Mines Minister Obert Mpofu dismissed as inconsequential a campaign launched last week by the Rapaport diamond trading network of New York, warning its members not to buy diamonds from the Marange field

A Harare magistrate on Tuesday relaxed bail conditions for Mutare-based diamond activist Farai Maguwu, accused of publishing or communicating falsehoods prejudicial to the state in connection with the Marange diamond field.

Lawyers for Maguwu, director of the Center for Research and Development in the eastern border city, said that the tight conditions imposed on Maguwu when he was granted bail were curtailing his freedom of association.

VOA Studio 7 correspondent Thomas Chiripasi reported from the Zimbabwean capital.

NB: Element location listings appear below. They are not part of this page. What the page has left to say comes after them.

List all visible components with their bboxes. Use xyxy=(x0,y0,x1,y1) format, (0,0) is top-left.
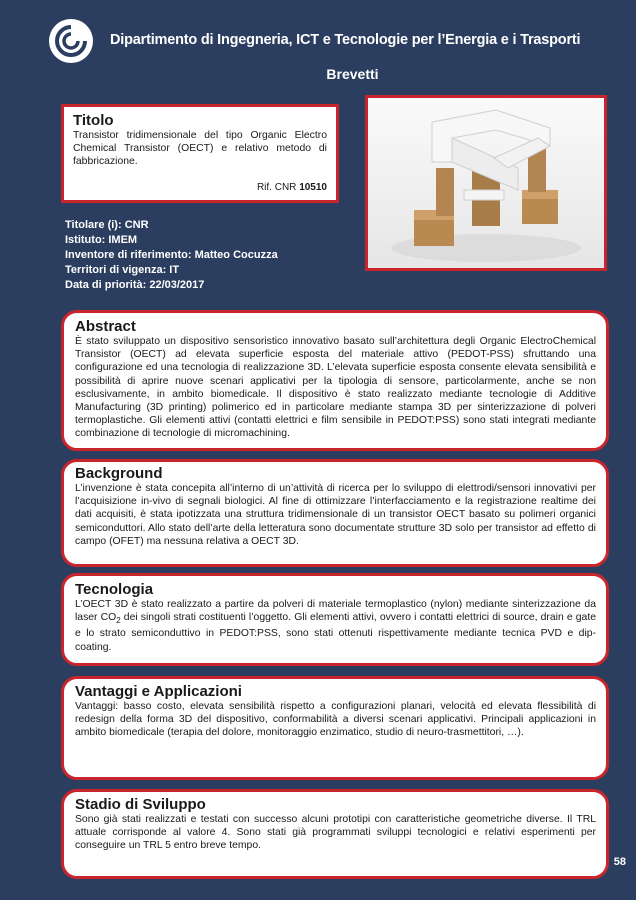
reference-label: Rif. CNR xyxy=(256,182,297,193)
development-stage-card xyxy=(61,789,609,879)
advantages-heading: Vantaggi e Applicazioni xyxy=(75,683,242,700)
abstract-card xyxy=(61,310,609,451)
cnr-logo xyxy=(48,18,94,64)
oect-3d-device-image xyxy=(368,98,604,268)
technology-card xyxy=(61,573,609,666)
technology-text-part-1: L’OECT 3D è stato realizzato a partire da polveri di materiale termoplastico (nylon) mediante sinterizzazione da laser CO xyxy=(75,599,596,624)
device-photo xyxy=(365,95,607,271)
patent-info xyxy=(65,218,278,293)
co2-subscript: 2 xyxy=(116,616,121,626)
reference-number: 10510 xyxy=(299,182,327,193)
technology-heading: Tecnologia xyxy=(75,581,154,598)
technology-text xyxy=(75,598,596,654)
department-title: Dipartimento di Ingegneria, ICT e Tecnologie per l’Energia e i Trasporti xyxy=(110,32,581,48)
territories: Territori di vigenza: IT xyxy=(65,264,180,276)
priority-date: Data di priorità: 22/03/2017 xyxy=(65,279,205,291)
development-stage-heading: Stadio di Sviluppo xyxy=(75,796,206,813)
technology-text-part-2: dei singoli strati costituenti l’oggetto. Gli elementi attivi, ovvero i contatti elettrici di source, drain e gate e lo strato semiconduttivo in PEDOT:PSS, sono stati ottenuti rispettivamente mediante tecnica PVD e dip-coating. xyxy=(75,612,596,653)
section-title: Brevetti xyxy=(326,66,379,82)
advantages-text: Vantaggi: basso costo, elevata sensibilità rispetto a configurazioni planari, velocità ed elevata flessibilità di redesign della forma 3D del dispositivo, conformabilità a diversi scenari applicativi. Principali applicazioni in ambito biomedicale (terapia del dolore, monitoraggio enzimatico, studio di neuro-trasmettitori, …). xyxy=(75,701,596,739)
title-card xyxy=(61,104,339,203)
page-number: 58 xyxy=(613,856,626,868)
abstract-heading: Abstract xyxy=(75,318,136,335)
title-heading: Titolo xyxy=(73,112,114,129)
reference xyxy=(257,182,327,193)
background-heading: Background xyxy=(75,465,163,482)
development-stage-text: Sono già stati realizzati e testati con successo alcuni prototipi con caratteristiche geometriche diverse. Il TRL attuale corrisponde al valore 4. Sono stati già programmati sviluppi tecnologici e relativi esperimenti per conseguire un TRL 5 entro breve tempo. xyxy=(75,814,596,852)
holder: Titolare (i): CNR xyxy=(65,219,149,231)
abstract-text: È stato sviluppato un dispositivo sensoristico innovativo basato sull’architettura degli Organic ElectroChemical Transistor (OECT) ad elevata superficie esposta del materiale attivo (PEDOT-PSS) sfruttando una configurazione ed una tecnologia di realizzazione 3D. L’elevata superficie esposta consente elevata sensibilità e possibilità di aprire nuove scenari applicativi per la tipologia di sensore, particolarmente, anche se non esclusivamente, in ambito biomedicale. Il dispositivo è stato realizzato mediante tecnologie di Additive Manufacturing (3D printing) polimerico ed in particolare mediante stampa 3D per sinterizzazione di polveri termoplastiche. Gli elementi attivi (contatti elettrici e film sensibile in PEDOT:PSS) sono stati integrati mediante combinazione di tecnologie di micromachining. xyxy=(75,336,596,440)
background-card xyxy=(61,459,609,567)
institute: Istituto: IMEM xyxy=(65,234,138,246)
background-text: L’invenzione è stata concepita all’interno di un’attività di ricerca per lo sviluppo di elettrodi/sensori innovativi per l’acquisizione in-vivo di segnali biologici. Al fine di ottimizzare l’interfacciamento e la registrazione realtime dei dati acquisiti, è stata ipotizzata una struttura tridimensionale di un transistor OECT basato su polimeri organici semiconduttori. Allo stato dell’arte della letteratura sono documentate strutture 3D solo per transistor ad effetto di campo (OFET) ma nessuna relativa a OECT 3D. xyxy=(75,483,596,547)
title-text: Transistor tridimensionale del tipo Organic Electro Chemical Transistor (OECT) e relativo metodo di fabbricazione. xyxy=(73,130,327,168)
advantages-card xyxy=(61,676,609,780)
inventor: Inventore di riferimento: Matteo Cocuzza xyxy=(65,249,278,261)
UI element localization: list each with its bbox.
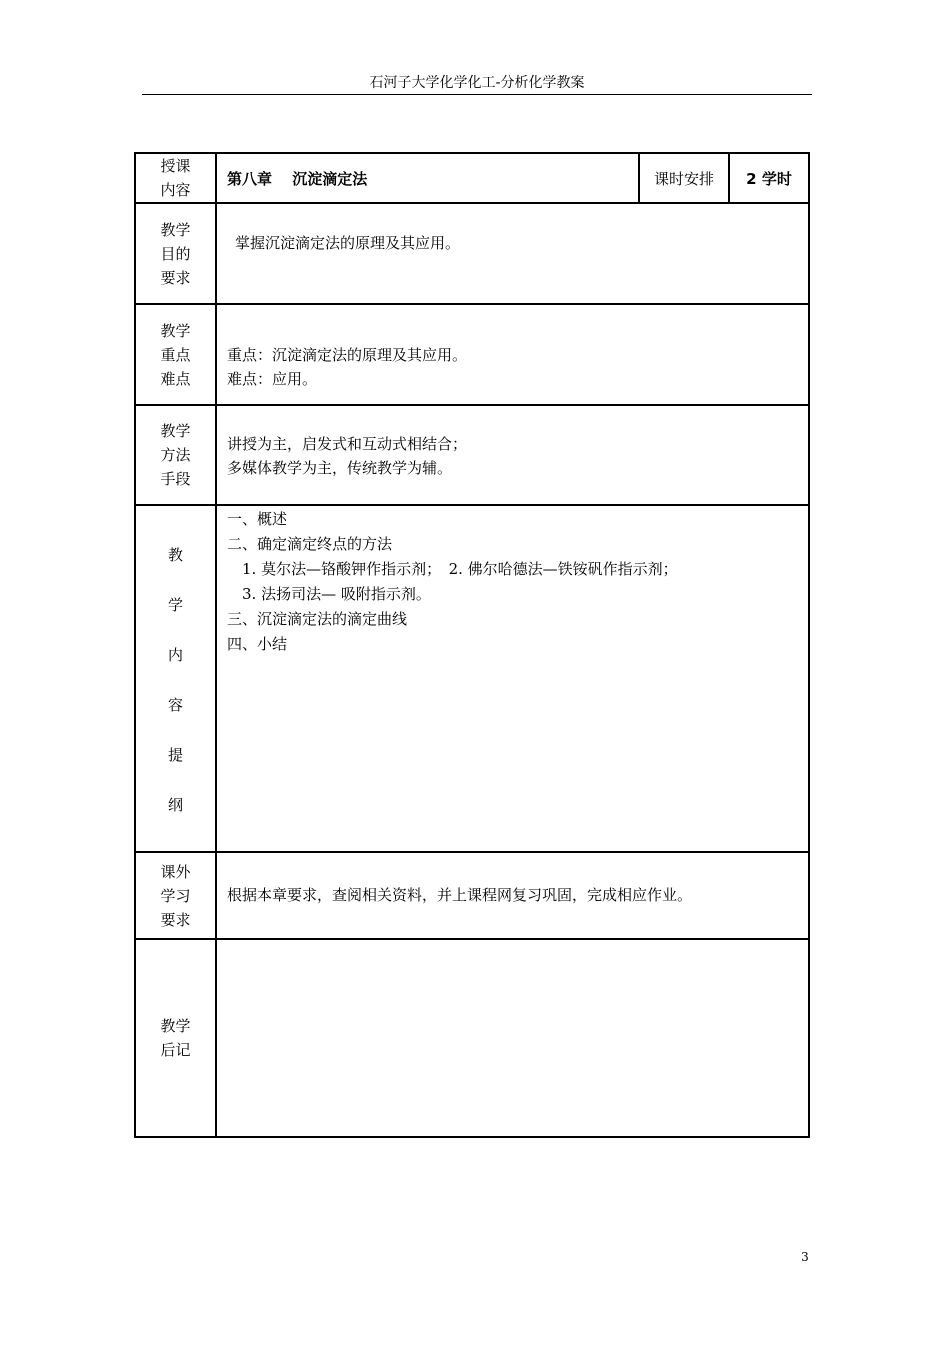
reflection-content — [217, 940, 808, 1136]
methods-row — [136, 406, 808, 506]
key-points-content — [217, 305, 808, 404]
outline-label-char: 教 — [167, 546, 183, 564]
outline-label-char: 内 — [167, 646, 183, 664]
schedule-value: 2 学时 — [746, 169, 792, 188]
header-divider — [142, 94, 812, 95]
method-line: 讲授为主，启发式和互动式相结合； — [227, 435, 468, 453]
outline-label-char: 容 — [167, 696, 183, 714]
course-label-line: 内容 — [160, 181, 191, 199]
homework-label-line: 课外 — [160, 862, 191, 881]
homework-label-line: 学习 — [160, 886, 191, 905]
homework-row — [136, 853, 808, 940]
key-points-label-line: 重点 — [160, 345, 191, 364]
objectives-label-line: 目的 — [160, 244, 191, 263]
chapter-title: 第八章 沉淀滴定法 — [217, 154, 640, 202]
outline-content — [217, 506, 808, 851]
reflection-label — [136, 940, 217, 1136]
reflection-row — [136, 940, 808, 1136]
homework-label-line: 要求 — [160, 910, 191, 929]
objectives-row — [136, 204, 808, 305]
key-points-label-line: 教学 — [160, 321, 191, 340]
methods-label-line: 教学 — [160, 422, 191, 440]
reflection-label-line: 后记 — [160, 1041, 191, 1059]
key-point-line: 重点：沉淀滴定法的原理及其应用。 — [227, 346, 468, 364]
lesson-plan-table — [134, 152, 810, 1138]
outline-item: 二、确定滴定终点的方法 — [227, 535, 393, 553]
course-label-line: 授课 — [160, 157, 191, 175]
objectives-label-line: 教学 — [160, 220, 191, 239]
key-points-label-line: 难点 — [160, 369, 191, 388]
key-points-label — [136, 305, 217, 404]
method-line: 多媒体教学为主，传统教学为辅。 — [227, 459, 453, 477]
difficulty-line: 难点：应用。 — [227, 370, 318, 388]
methods-label-line: 方法 — [160, 446, 191, 464]
methods-content — [217, 406, 808, 504]
outline-row — [136, 506, 808, 853]
outline-label-char: 学 — [167, 596, 183, 614]
course-label — [136, 154, 217, 202]
homework-label — [136, 853, 217, 938]
methods-label — [136, 406, 217, 504]
objectives-text: 掌握沉淀滴定法的原理及其应用。 — [235, 234, 461, 252]
schedule-label: 课时安排 — [640, 154, 730, 202]
objectives-label-line: 要求 — [160, 268, 191, 287]
methods-label-line: 手段 — [160, 470, 191, 488]
outline-item: 四、小结 — [227, 635, 288, 653]
outline-label — [136, 506, 217, 851]
outline-item: 一、概述 — [227, 510, 288, 528]
outline-subitem: 1. 莫尔法—铬酸钾作指示剂； 2. 佛尔哈德法—铁铵矾作指示剂； — [227, 560, 678, 578]
outline-item: 三、沉淀滴定法的滴定曲线 — [227, 610, 408, 628]
page-number: 3 — [801, 1250, 809, 1264]
page-header-title: 石河子大学化学化工-分析化学教案 — [369, 75, 585, 91]
key-points-row — [136, 305, 808, 406]
outline-label-char: 提 — [167, 746, 183, 764]
outline-subitem: 3. 法扬司法— 吸附指示剂。 — [227, 585, 431, 603]
course-row — [136, 154, 808, 204]
reflection-label-line: 教学 — [160, 1017, 191, 1035]
objectives-label — [136, 204, 217, 303]
homework-text: 根据本章要求，查阅相关资料，并上课程网复习巩固，完成相应作业。 — [227, 886, 693, 904]
outline-label-char: 纲 — [167, 796, 183, 814]
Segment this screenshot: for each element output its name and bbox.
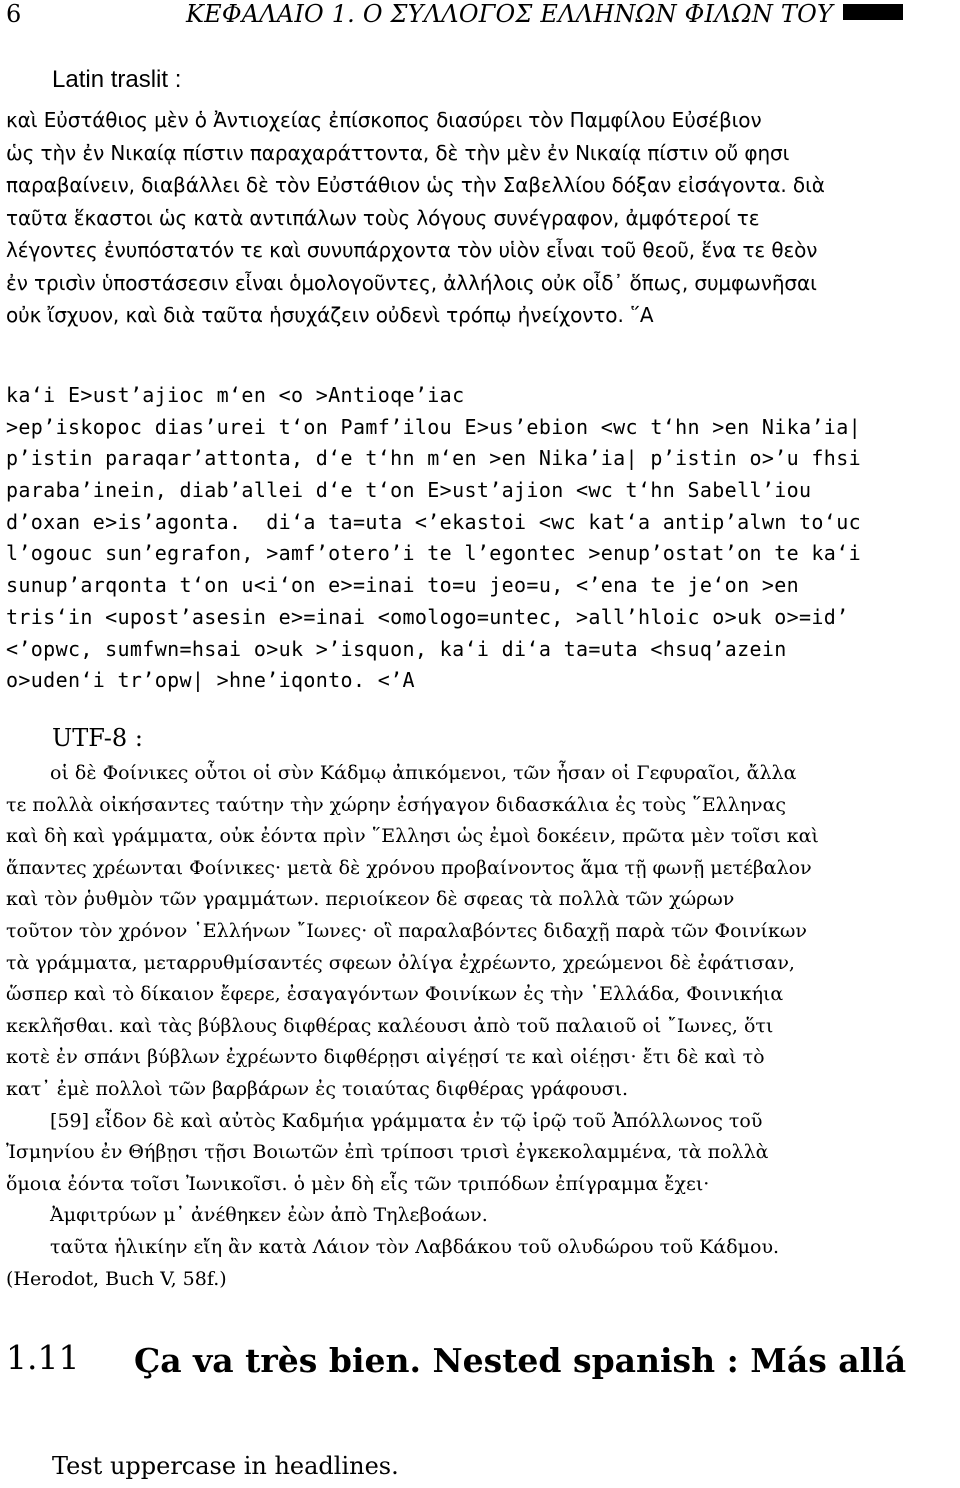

Elsewhere, Mines Minister Obert Mpofu dismissed as inconsequential a campaign launched last week by the Rapaport diamond trading network of New York, warning its members not to buy diamonds from the Marange field.

Immediately after the auctioning of 900,000 carat diamonds in Harare last week, the Rapaport Network, also known as RapNet, warned its members to avoid those diamonds or risk being suspended by the organization.

Rapaport said that although some Marange diamonds have been approved for sale by the Kimberley Process Certification Scheme, it will not allow its members to trade in them as it is suspected that human rights violations and illegal smuggling continue in the alluvial diamond field in Marange district of Manicaland province.

Members found to have knowingly offered Marange diamonds for sale on RapNet will be expelled and their names will be publicly communicated, the organization said in a statement.

Mpofu said he was not fazed by the RapNet announcement, arguing that the only organizations that matter in the global diamond industry are the Kimberley Process and the World Diamond Council.